My wife suggested the medal. She had worn one for years, and she pressed one into my hand the morning I drove to the hospice. She said: Take this. You’ll know if it’s the right moment.
I put it in my jacket pocket and forgot about it for most of the visit. We sat together. I held his hand. He slept more than he was awake. There was not much to say, and we did not say it.
Near the end of the afternoon, he opened his eyes and looked at me for a long time. He seemed very clear — clearer than he had been in days. He said: I don’t know what happens next.
I said: I don’t either.
He nodded. He seemed to find this acceptable.
I reached into my pocket and took out the medal. I put it in his hand and closed his fingers around it. I did not explain it. I did not say anything about Mary or intercession or the history of the object. I just put it in his hand.
He looked at it. He said: I remember these.
I said: You can keep it.
He died two days later. He was holding the medal.
I did not see it happen — I had gone home to sleep, and he died in the early morning. The nurse called me. When I arrived, his hand was still closed around it.
I left it with him.
I have thought about that moment many times since. I am not sure what I believe about what happens after death. I am not sure my father was sure either, in those last days. But I know that something passed between us when I put that medal in his hand — something that did not need words, that could not have been said in words.
It was not a promise. It was not a guarantee of anything.

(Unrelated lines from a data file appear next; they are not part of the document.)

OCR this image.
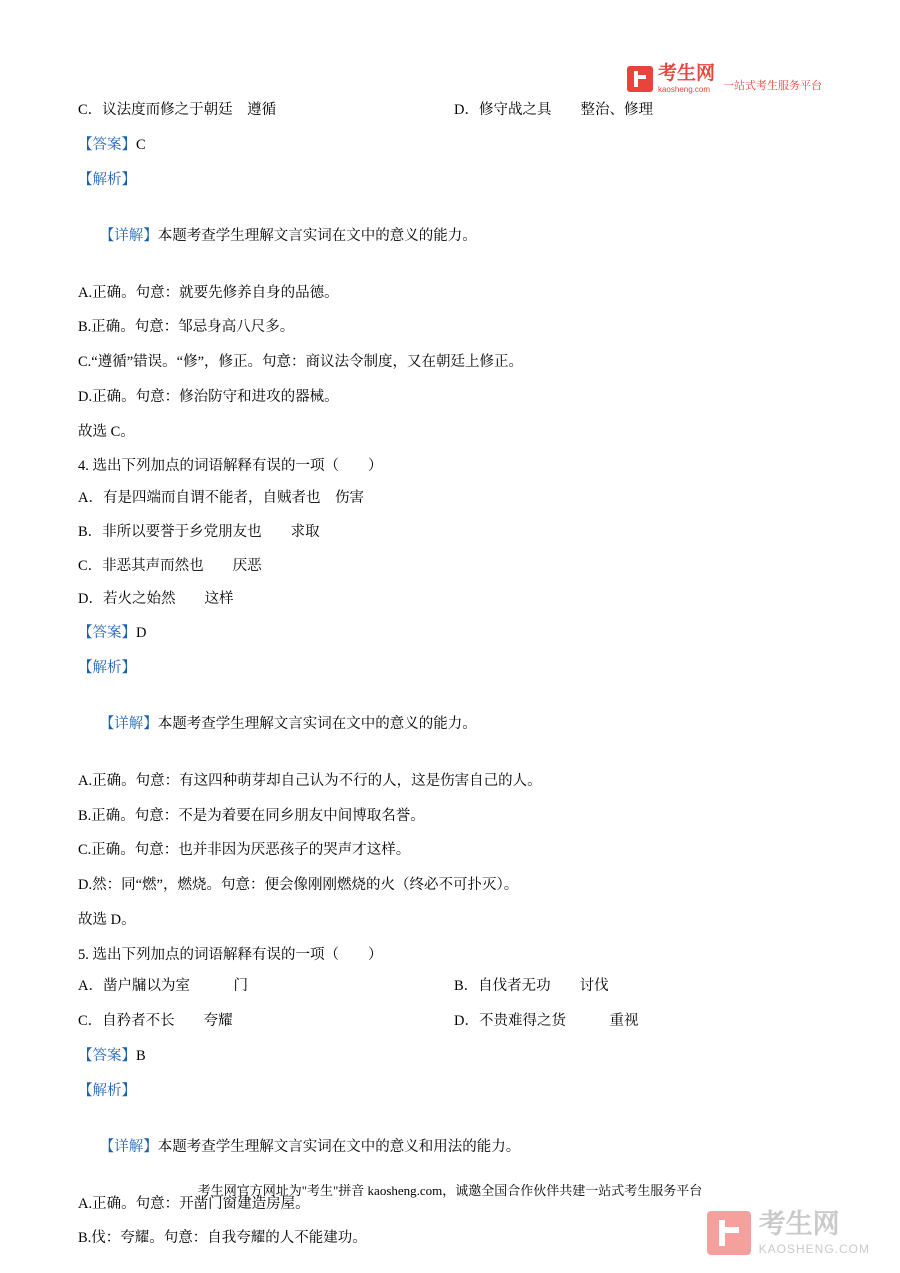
考生网
kaosheng.com	一站式考生服务平台
C．议法度而修之于朝廷　遵循	D．修守战之具　　整治、修理
【答案】C
【解析】

【详解】本题考查学生理解文言实词在文中的意义的能力。

A.正确。句意：就要先修养自身的品德。
B.正确。句意：邹忌身高八尺多。
C.“遵循”错误。“修”，修正。句意：商议法令制度，又在朝廷上修正。
D.正确。句意：修治防守和进攻的器械。
故选 C。
4. 选出下列加点的词语解释有误的一项（　　）
A．有是四端而自谓不能者，自贼者也　伤害
B．非所以要誉于乡党朋友也　　求取
C．非恶其声而然也　　厌恶
D．若火之始然　　这样
【答案】D
【解析】

【详解】本题考查学生理解文言实词在文中的意义的能力。

A.正确。句意：有这四种萌芽却自己认为不行的人，这是伤害自己的人。
B.正确。句意：不是为着要在同乡朋友中间博取名誉。
C.正确。句意：也并非因为厌恶孩子的哭声才这样。
D.然：同“燃”，燃烧。句意：便会像刚刚燃烧的火（终必不可扑灭）。
故选 D。
5. 选出下列加点的词语解释有误的一项（　　）
A．凿户牖以为室　　　门	B．自伐者无功　　讨伐
C．自矜者不长　　夸耀	D．不贵难得之货　　　重视
【答案】B
【解析】

【详解】本题考查学生理解文言实词在文中的意义和用法的能力。

A.正确。句意：开凿门窗建造房屋。
B.伐：夸耀。句意：自我夸耀的人不能建功。
考生网官方网址为"考生"拼音 kaosheng.com，诚邀全国合作伙伴共建一站式考生服务平台
考生网
KAOSHENG.COM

It was more like a gesture that said: You are not going into this alone. Other people have held this. Other people have been afraid and have held this. You are part of something that has been going on for a long time.
My wife gave me another medal after the funeral. I carry it now, in the same jacket pocket. I am not sure I would call myself a religious man, any more than my father would have. But I carry it.
Some things do not need to be explained. They just need to be passed on.